I’m back from Oxford, after an intense six weeks of teaching “Computational Freakonomics” and “Media Computation.” Since I did new things in Media Computation this term, I put together a little survey to get students’ feedback on what I did — not for research publication, but to inform me as a teacher. It’s complicated to interpret their responses. Only 11 of my 22 students completed my survey, so the results may not be representative of the whole class. (The class was 10 males and 12 females. I didn’t ask about gender on the survey, so I don’t know gender of the respondents.) The first thing I was wondering was whether the worked examples was perceived by students as helping them learn. “I found it useful to type in Python programs and figure them out at the start of class.” 4 strongly agree, 6 agree, 1 neutral.
That seems generally positive — students thought that the worked examples were useful. How about helping with Python syntax? ”Getting the characters exactly right (the syntax of Python) was difficult.” 2 agree, 1 neutral, 8 disagree. That’s in the right direction.
In the written portion, several students commented that they liked being able to focus on “understanding” programs “rather than just executing them.” One student even suggested that I could have questions about the program after they studied them, or I could have them make a change to the program afterward, to demonstrate understanding. I loved this idea, and particularly loved that it was suggested by a student. It indicates seeing a value in understanding programming, even before doing programming, while seeing value in that, too. This worked examples approach really does lead to a different way of thinking about introductory computer science: Programs as something to study first, before designing and engineering them. When I asked students what their favorite part of the course was, and what their least favorite part of the course was, Excel showed up on both lists (though more often on the least favorite part). Here’s one of the questions that stymied me to interpret: “Python is harder to learn and use than Excel.” Could not be a more perfect bell curve — what does that mean?!?
“I wish I could have learned more Excel in this course.” An almost perfectly uniform distribution!
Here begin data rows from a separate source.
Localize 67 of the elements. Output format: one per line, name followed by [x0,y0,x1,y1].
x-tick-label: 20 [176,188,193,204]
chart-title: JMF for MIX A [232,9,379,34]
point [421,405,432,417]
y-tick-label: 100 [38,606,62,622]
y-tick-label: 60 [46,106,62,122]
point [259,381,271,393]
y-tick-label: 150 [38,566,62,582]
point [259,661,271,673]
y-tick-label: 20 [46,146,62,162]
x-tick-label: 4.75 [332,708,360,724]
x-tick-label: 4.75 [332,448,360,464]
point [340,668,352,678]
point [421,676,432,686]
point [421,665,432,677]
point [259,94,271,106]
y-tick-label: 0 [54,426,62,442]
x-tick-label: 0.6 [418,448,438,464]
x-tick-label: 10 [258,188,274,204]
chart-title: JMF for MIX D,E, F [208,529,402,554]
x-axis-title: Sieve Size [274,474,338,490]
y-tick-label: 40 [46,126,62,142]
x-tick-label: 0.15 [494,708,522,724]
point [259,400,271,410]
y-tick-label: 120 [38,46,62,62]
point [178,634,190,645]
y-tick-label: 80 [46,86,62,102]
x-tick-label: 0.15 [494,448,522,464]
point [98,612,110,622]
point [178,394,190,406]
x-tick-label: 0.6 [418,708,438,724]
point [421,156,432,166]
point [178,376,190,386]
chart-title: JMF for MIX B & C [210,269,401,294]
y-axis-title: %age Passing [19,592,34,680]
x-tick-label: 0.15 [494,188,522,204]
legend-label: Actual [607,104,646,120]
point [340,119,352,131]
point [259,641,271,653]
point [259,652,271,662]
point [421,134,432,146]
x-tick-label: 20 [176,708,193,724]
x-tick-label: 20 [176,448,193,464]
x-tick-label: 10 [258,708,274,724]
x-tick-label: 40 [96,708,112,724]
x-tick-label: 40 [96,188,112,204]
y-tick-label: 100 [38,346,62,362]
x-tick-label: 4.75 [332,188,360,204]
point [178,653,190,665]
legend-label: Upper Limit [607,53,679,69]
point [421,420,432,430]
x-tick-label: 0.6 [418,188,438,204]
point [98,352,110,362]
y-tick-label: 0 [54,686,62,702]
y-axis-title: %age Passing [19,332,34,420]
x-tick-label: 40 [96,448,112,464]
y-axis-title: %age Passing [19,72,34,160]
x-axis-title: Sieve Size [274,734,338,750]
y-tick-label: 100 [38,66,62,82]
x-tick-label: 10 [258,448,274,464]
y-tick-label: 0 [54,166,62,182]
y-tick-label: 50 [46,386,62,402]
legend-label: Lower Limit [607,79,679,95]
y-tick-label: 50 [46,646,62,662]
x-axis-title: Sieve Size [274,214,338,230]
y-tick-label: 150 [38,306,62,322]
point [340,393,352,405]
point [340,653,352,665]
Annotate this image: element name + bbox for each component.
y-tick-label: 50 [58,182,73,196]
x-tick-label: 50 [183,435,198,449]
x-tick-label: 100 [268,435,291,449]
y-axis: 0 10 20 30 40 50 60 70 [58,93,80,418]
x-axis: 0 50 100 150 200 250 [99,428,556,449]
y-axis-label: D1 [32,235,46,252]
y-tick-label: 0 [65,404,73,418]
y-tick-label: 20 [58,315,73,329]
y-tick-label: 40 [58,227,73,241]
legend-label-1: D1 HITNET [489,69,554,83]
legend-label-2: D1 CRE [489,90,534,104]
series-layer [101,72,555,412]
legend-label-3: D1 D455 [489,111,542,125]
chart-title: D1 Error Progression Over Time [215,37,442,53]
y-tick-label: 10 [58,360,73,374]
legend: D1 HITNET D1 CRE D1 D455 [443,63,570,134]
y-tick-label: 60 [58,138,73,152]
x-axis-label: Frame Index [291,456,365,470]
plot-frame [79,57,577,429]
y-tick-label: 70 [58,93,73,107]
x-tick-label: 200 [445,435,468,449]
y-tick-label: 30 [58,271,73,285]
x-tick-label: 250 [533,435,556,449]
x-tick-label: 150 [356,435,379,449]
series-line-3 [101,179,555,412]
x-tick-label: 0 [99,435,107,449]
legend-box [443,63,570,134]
Their reaction to Excel is so interesting. On the written parts of the survey, they told me how important it was for them to learn Excel, that it was very important for their careers. But they did not really like doing something as inauthentic (my word, not their’s) as pixel manipulation in Excel. They wished they could have done something more useful, like computing “expenses.”
The responses above suggest to me a hypothesis: The students don’t really know how to think about Excel in relation to Python. It’s as if they’re two different things, not two forms of the same thing. I was hoping for more of the latter, by doing pixel manipulations in both Python and Excel. This may be someplace where prior understanding influences the future understanding. I suspect that the students classify these things as.
“Excel is for business. It’s not for computing. Doing pixel manipulations in Excel is just weird and painful.”
“Python is for computing. I have to go through it, but it doesn’t really have much to do with my future career.” On the statement, “Learning programming as we have in this course is not useful to me,” 3 were neutral, and 8 disagreed. I read that as, “It’s okay. Sorta.” Something that I always worry about: Are we helping students to develop their sense of self-efficacy in an introductory course, especially for non-majors?
“I am more confident using computers now, after taking this course.” Quite positive: 10 agree, 1 neutral.
“I think differently about computers and how they work since taking this class.” Could not get much more positive: 8 strongly agree, 6 agree!
And yet, “I am not the kind of person who is good with computers.” Mostly, students agree with that: 3 strongly agree, 4 agree, 1 neutral, 3 disagree. One average, my students still don’t see themselves as among the people who are “good” with computers.
There was lots for me to be happy about. Some students said that the lectures on algorithmic complexity and the storage hierarchy were among their favorites; that they would have liked to have learned more about the “big questions” of CS; and they they liked writing programs. On the statement, “I learned interesting and useful computer science in this course,” 3 students strongly agreed, and 8 agreed. They got that this was about computer science, and some of them even found that useful. Even in a class of only 22, even seeing them every day for hours, even with grading all their papers — I’m still surprised, intrigued, and confounded by how they think about all of this. That’s fine by me. As a teacher and a researcher, my job isn’t done yet.